Ahora bien, aquí el lenguaje
no funciona ni como comentario ni como alegoría, sólo como presencia. Es decir,
opera más allá de su propia significación. Palabras que no son comentarios pero
que evidencian los mitos de la conciencia colonial. O de los proyectos
emancipatorios. Son palabras que sugieren una aparición pero que a la vez, en
una puesta escénica dialéctica, desaparecen.
Hay un doble juego en esta
danza caligráfica, el de cierta estabilidad de la palabra, como algo que
significa, y como un simple significante, una huella que remite a muchas cosas
y a nada a la vez. Palabras que en una suerte de paradoja son imágenes negadas,
imágenes latentes que no terminan de aparecer. Delegar el sentido a la palabra
dibujada, a la palabra como caligrama, es proponer un dispositivo híbrido en el
que participa el ojo y el cuerpo en un movimiento lleno de tensión: no sabemos
si leer o mirar; si traducir esos paisajes conmocionados o descifrar ese
enigmático vocabulario que comparece frente a nuestros ojos.

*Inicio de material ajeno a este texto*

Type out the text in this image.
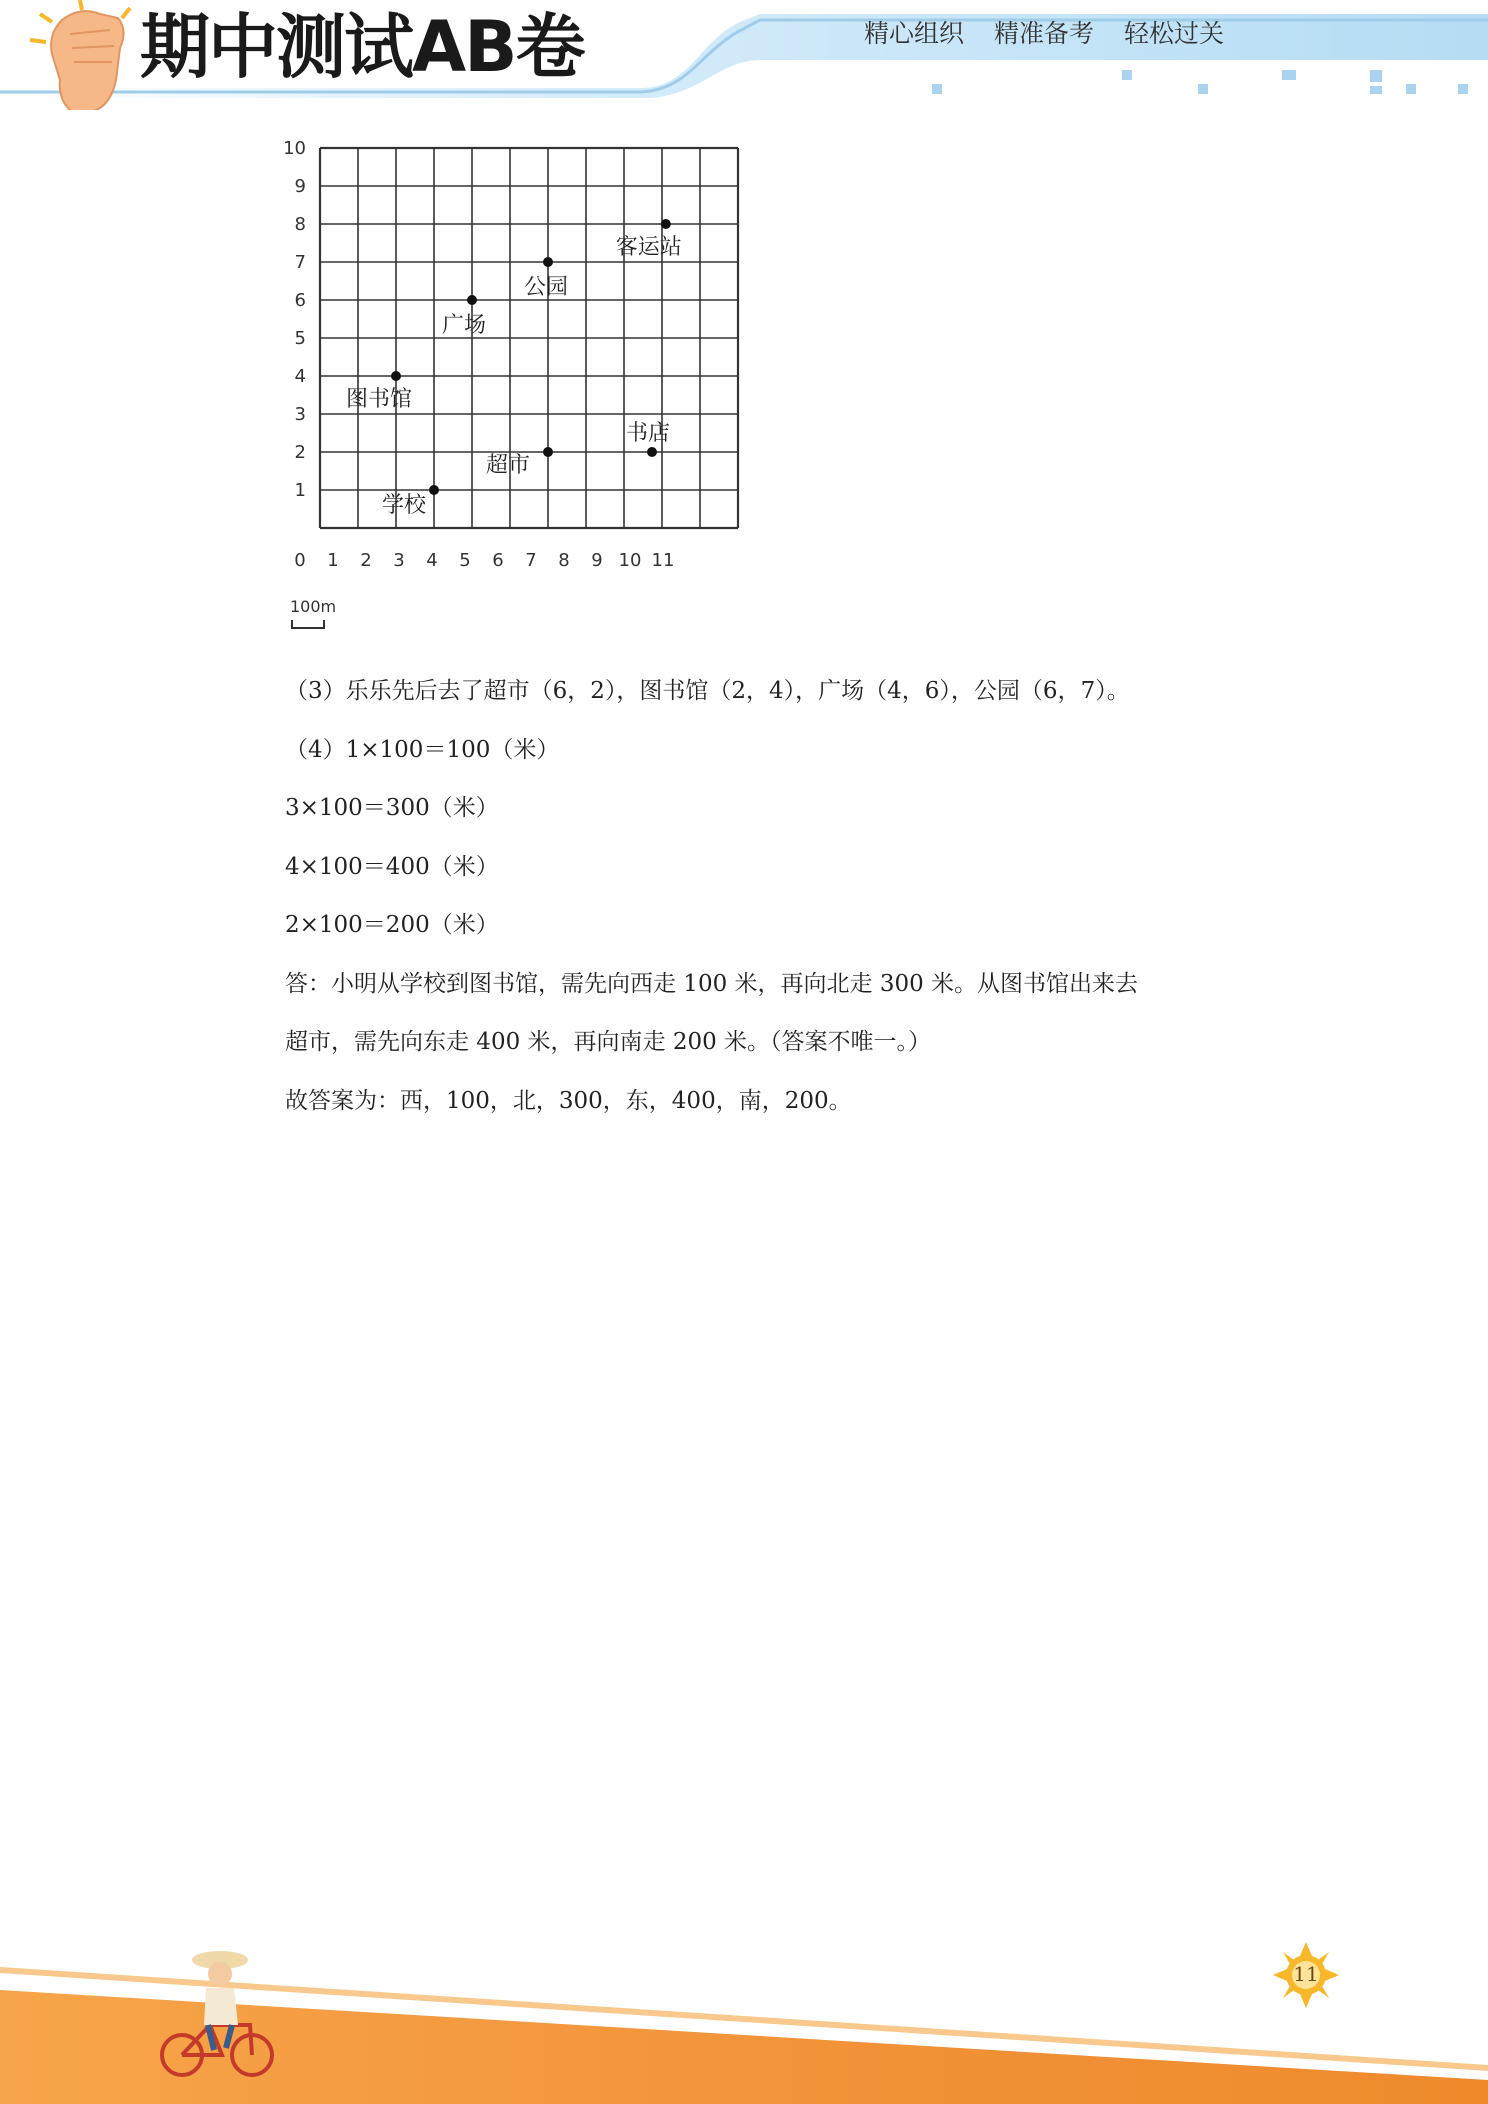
期中测试AB卷	精心组织 精准备考 轻松过关
1
2
3
4
5
6
7
8
9
10
0 1 2 3 4 5 6 7 8 9 10 11
学校
超市
书店
图书馆
广场
公园
客运站
100m
（3）乐乐先后去了超市（6，2），图书馆（2，4），广场（4，6），公园（6，7）。
（4）1×100＝100（米）
3×100＝300（米）
4×100＝400（米）
2×100＝200（米）
答：小明从学校到图书馆，需先向西走 100 米，再向北走 300 米。从图书馆出来去
超市，需先向东走 400 米，再向南走 200 米。（答案不唯一。）
故答案为：西，100，北，300，东，400，南，200。
11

Estos paisajes nos ofrecen un
juego de transferencias entre la presencia y la ausencia, la afirmación y la
negación, lo significante y lo a-significante. Una puesta en suspenso de los
cuerpos, el enigma del texto como un dispositivo crítico de aparición. Eso que
Canclini llama una “estética de la inminencia”: mostrar lo que no se puede o no
se debe, incomodar, aunque esto parezca imposible. Palabras dispersas que
desestabilizan el lugar del lenguaje como forma de poder pero también como
forma
de representación; palabras
como umbrales de significación, como intersticios de aparición y fuga.
Aquí, finalmente, no hay
exceso de la figura-imagen ni exceso de la palabra-lenguaje, sino una aparición
sorpresiva de una imagen-palabra que resplandece en el momento de su aparición.
Y esa es, probablemente, la función del síntoma: superponer en el espacio de
una palabra una reverberación social e histórica, en el mundo de las
apariencias una intervención crítica e intempestiva.